The astronauts are saved — by duct tape
The New York Times reported that the day after astronauts Jim Lovell, Fred Haise, and Jack Swigert returned to Earth on April 17, 1970, near Samoa, President Richard Nixon awarded NASA's mission operations team the Presidential Medal of Freedom.
In his remarks, President Nixon singled out Ed Smylie and his deputy, James Correale.
Why these two engineers among the 60-member team?
Smylie was at home on the evening of April 13 when Jack Swigert, not James Lovell (as in the movie), radioed mission control with this famous (and frequently misquoted) line: "Uh, Houston, we've had a problem."

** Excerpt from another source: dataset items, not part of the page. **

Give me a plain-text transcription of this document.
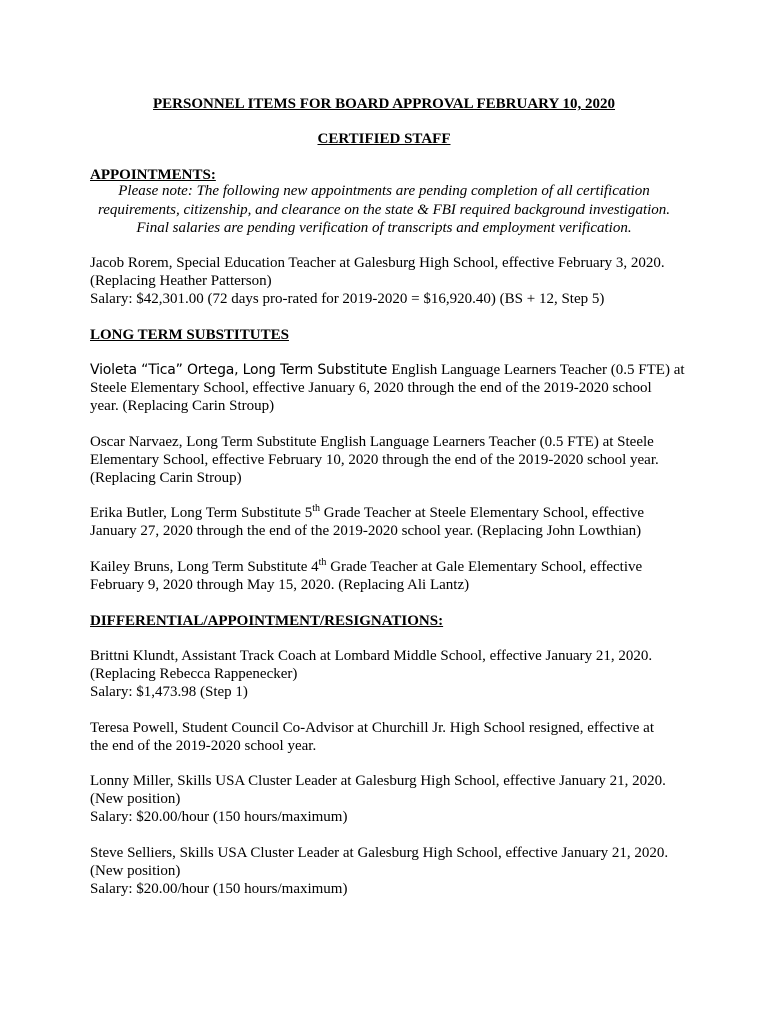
PERSONNEL ITEMS FOR BOARD APPROVAL FEBRUARY 10, 2020
CERTIFIED STAFF
APPOINTMENTS:
Please note: The following new appointments are pending completion of all certification
requirements, citizenship, and clearance on the state & FBI required background investigation.
Final salaries are pending verification of transcripts and employment verification.
Jacob Rorem, Special Education Teacher at Galesburg High School, effective February 3, 2020.
(Replacing Heather Patterson)
Salary: $42,301.00 (72 days pro-rated for 2019-2020 = $16,920.40) (BS + 12, Step 5)
LONG TERM SUBSTITUTES
Violeta “Tica” Ortega, Long Term Substitute English Language Learners Teacher (0.5 FTE) at
Steele Elementary School, effective January 6, 2020 through the end of the 2019-2020 school
year. (Replacing Carin Stroup)
Oscar Narvaez, Long Term Substitute English Language Learners Teacher (0.5 FTE) at Steele
Elementary School, effective February 10, 2020 through the end of the 2019-2020 school year.
(Replacing Carin Stroup)
Erika Butler, Long Term Substitute 5th Grade Teacher at Steele Elementary School, effective
January 27, 2020 through the end of the 2019-2020 school year. (Replacing John Lowthian)
Kailey Bruns, Long Term Substitute 4th Grade Teacher at Gale Elementary School, effective
February 9, 2020 through May 15, 2020. (Replacing Ali Lantz)
DIFFERENTIAL/APPOINTMENT/RESIGNATIONS:
Brittni Klundt, Assistant Track Coach at Lombard Middle School, effective January 21, 2020.
(Replacing Rebecca Rappenecker)
Salary: $1,473.98 (Step 1)
Teresa Powell, Student Council Co-Advisor at Churchill Jr. High School resigned, effective at
the end of the 2019-2020 school year.
Lonny Miller, Skills USA Cluster Leader at Galesburg High School, effective January 21, 2020.
(New position)
Salary: $20.00/hour (150 hours/maximum)
Steve Selliers, Skills USA Cluster Leader at Galesburg High School, effective January 21, 2020.
(New position)
Salary: $20.00/hour (150 hours/maximum)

The engineer responsible for safety was aware of the issue with the astronauts' retreat to the Lunar Excursion Module. Designed for two astronauts, three humans would generate lethal levels of carbon dioxide, Smylie thought.
To survive, the astronauts would have to refresh the canisters of lithium hydroxide that absorb the poisonous gases in Aquarius.
Smylie and the other engineers have less than two days to invent a solution using materials already onboard the spacecraft, a crisis depicted in Ron Howard's 1995 blockbuster film.
A printout of supplies included two lithium hydroxide canisters, plastic bags used for garments, cardboard from the cover of the flight plan, and a roll of gray duct tape, according to the Times.
"That's where we were. We had duct tape, and we had to tape it in a way that could hook the environmental control system hose to the command module canister," Smylie said in an Apollo 13 documentary, XIII, produced in 2001. "Command module canisters were square, and lunar modules were round. You can't put a square peg in a round hole, and that's what we had."
The astronauts followed the mission control instructions, and the adapter, using duct tape, worked. They could breathe safely in the lunar module for two days as they awaited the appropriate trajectory to fly the hobbled command module home.
A simple product and a humble man
The proverb "Tools require someone who knows how to use them" is apt here. The value is not in the tool but in the knowledge and skill of the user.
The same was true for Ed Smylie, who passed away in May of this year at the age of 95.
A graduate of Mississippi State University with bachelor's and master's degrees, Smylie applied for a job at the space agency in Houston, Texas, upon hearing President John F. Kennedy announce plans to send astronauts to the Moon. Smylie eventually became chief of the crew systems division, which was responsible for the life-sustaining equipment used by Apollo astronauts in space.
As to his quick response with lives at stake, "If you're a Southern boy, if it moves and it's not supposed to, you use duct tape," he said during the documentary, always playing down his ingenuity and role in saving the Apollo 13 crew.
"We would have died had their solution not worked," Fred Haise said in an interview. "I don't know what more you can say about that."
Sometimes complex problems are solved with simple solutions and the tools at our disposal. Such was the case with Apollo 13.
In frigid conditions nearly 240,000 miles from home, astronauts Lovell, Haise, and Swigert were thankfully reminded by NASA engineers why there's something great about duct tape.